The amendment would expand the panel's role as a scrutiny body, but presents an alternative model. We have set out in the Bill a framework which addresses the conduct of commissioners, including complaints against them. We have been careful also to read across—I say this to the noble Lord, Lord Shipley—to the Localism Bill and the changes made there. We are doing our best to balance out some of the problems that we have been left with from the previous regime which arose from the Standards Board for England being exploited by some political parties against their opponents. We stress throughout the Bill that all those involved in the management and scrutiny of policing are subject to the Nolan principles on conduct in public life.
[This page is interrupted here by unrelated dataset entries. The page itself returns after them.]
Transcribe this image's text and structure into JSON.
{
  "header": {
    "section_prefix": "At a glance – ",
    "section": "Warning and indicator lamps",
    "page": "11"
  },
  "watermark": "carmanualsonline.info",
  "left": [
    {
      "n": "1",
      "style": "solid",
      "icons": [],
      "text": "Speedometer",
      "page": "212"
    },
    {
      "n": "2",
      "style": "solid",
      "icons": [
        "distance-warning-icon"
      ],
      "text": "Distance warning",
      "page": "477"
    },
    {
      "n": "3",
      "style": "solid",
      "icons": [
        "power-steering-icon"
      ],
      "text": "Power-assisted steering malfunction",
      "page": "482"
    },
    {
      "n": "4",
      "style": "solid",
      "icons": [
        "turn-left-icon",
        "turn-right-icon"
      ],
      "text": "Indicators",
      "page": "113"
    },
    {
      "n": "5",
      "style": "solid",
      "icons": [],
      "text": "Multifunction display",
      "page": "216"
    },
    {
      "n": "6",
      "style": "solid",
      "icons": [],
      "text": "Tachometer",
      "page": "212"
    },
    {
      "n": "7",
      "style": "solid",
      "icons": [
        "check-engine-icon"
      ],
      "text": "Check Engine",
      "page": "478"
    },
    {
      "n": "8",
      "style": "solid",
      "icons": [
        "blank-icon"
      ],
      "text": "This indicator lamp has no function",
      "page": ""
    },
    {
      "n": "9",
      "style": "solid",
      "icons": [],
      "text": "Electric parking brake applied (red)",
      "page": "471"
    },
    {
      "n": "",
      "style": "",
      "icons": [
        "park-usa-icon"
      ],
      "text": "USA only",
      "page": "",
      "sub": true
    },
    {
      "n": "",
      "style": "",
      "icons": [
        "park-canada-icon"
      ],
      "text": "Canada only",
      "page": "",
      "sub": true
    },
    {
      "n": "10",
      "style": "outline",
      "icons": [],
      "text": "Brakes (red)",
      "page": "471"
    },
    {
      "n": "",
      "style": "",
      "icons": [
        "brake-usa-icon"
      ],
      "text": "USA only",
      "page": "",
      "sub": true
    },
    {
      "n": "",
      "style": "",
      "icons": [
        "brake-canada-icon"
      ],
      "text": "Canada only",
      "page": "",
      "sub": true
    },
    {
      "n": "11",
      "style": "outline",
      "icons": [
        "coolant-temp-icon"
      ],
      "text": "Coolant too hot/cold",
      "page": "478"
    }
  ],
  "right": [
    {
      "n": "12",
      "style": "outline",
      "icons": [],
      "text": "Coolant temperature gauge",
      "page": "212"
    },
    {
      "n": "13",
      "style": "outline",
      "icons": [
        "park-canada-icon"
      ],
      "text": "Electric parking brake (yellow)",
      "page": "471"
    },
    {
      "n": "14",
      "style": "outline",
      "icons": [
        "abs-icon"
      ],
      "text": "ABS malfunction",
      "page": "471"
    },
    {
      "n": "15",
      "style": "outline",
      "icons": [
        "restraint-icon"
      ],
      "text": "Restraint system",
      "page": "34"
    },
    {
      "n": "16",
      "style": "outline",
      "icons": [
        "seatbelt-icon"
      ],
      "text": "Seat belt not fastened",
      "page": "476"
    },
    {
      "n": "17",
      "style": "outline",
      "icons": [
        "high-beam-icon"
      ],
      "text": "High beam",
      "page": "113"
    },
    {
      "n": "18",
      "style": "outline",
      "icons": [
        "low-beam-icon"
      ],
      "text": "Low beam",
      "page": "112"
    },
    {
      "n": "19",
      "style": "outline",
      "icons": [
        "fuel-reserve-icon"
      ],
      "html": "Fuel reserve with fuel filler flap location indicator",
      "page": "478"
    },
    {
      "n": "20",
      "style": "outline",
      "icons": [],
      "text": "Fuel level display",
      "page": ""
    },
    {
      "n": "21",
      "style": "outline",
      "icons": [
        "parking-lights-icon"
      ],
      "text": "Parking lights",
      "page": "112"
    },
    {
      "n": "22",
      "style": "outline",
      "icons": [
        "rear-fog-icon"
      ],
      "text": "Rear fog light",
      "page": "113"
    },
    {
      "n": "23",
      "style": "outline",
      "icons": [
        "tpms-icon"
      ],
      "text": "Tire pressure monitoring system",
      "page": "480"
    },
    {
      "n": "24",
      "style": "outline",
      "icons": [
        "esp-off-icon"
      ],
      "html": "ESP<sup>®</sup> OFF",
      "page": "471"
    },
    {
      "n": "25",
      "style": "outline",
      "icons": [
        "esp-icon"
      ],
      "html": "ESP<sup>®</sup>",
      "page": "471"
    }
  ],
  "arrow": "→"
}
The noble Lord, Lord Shipley, talked about the importance of audit and the extent to which the audit function is allied to but separate from the ongoing process of scrutiny. The police and crime panel will receive audit reports and will be designated as such for the purposes of the Audit Commission Act. The police and crime panel will thus hold to account the police and crime commissioner for the group audit of the police and crime commissioner and the chief constable. The police and crime commissioner will hold the chief constable to account for their audit. It will be entirely appropriate for the police and crime commissioner to form an audit committee, if he or she wishes to do so, in order to monitor the chief constable’s fulfilment of that purpose. The police and crime panel, or a committee of the police and crime panel, will act as an audit committee for the PCC. The detail of the PCC complaints regime will be in regulations. It is not in the Bill, as Schedule 7 sets out. Regulations will state that complaints not involving criminal allegations will be resolved by the PCP. This is the appropriate-level approach that I suggest the noble Baroness, Lady Henig, is asking for. We are already providing for police and crime panels to be able to require the attendance of the PCC, or members of its staff, in order to answer questions.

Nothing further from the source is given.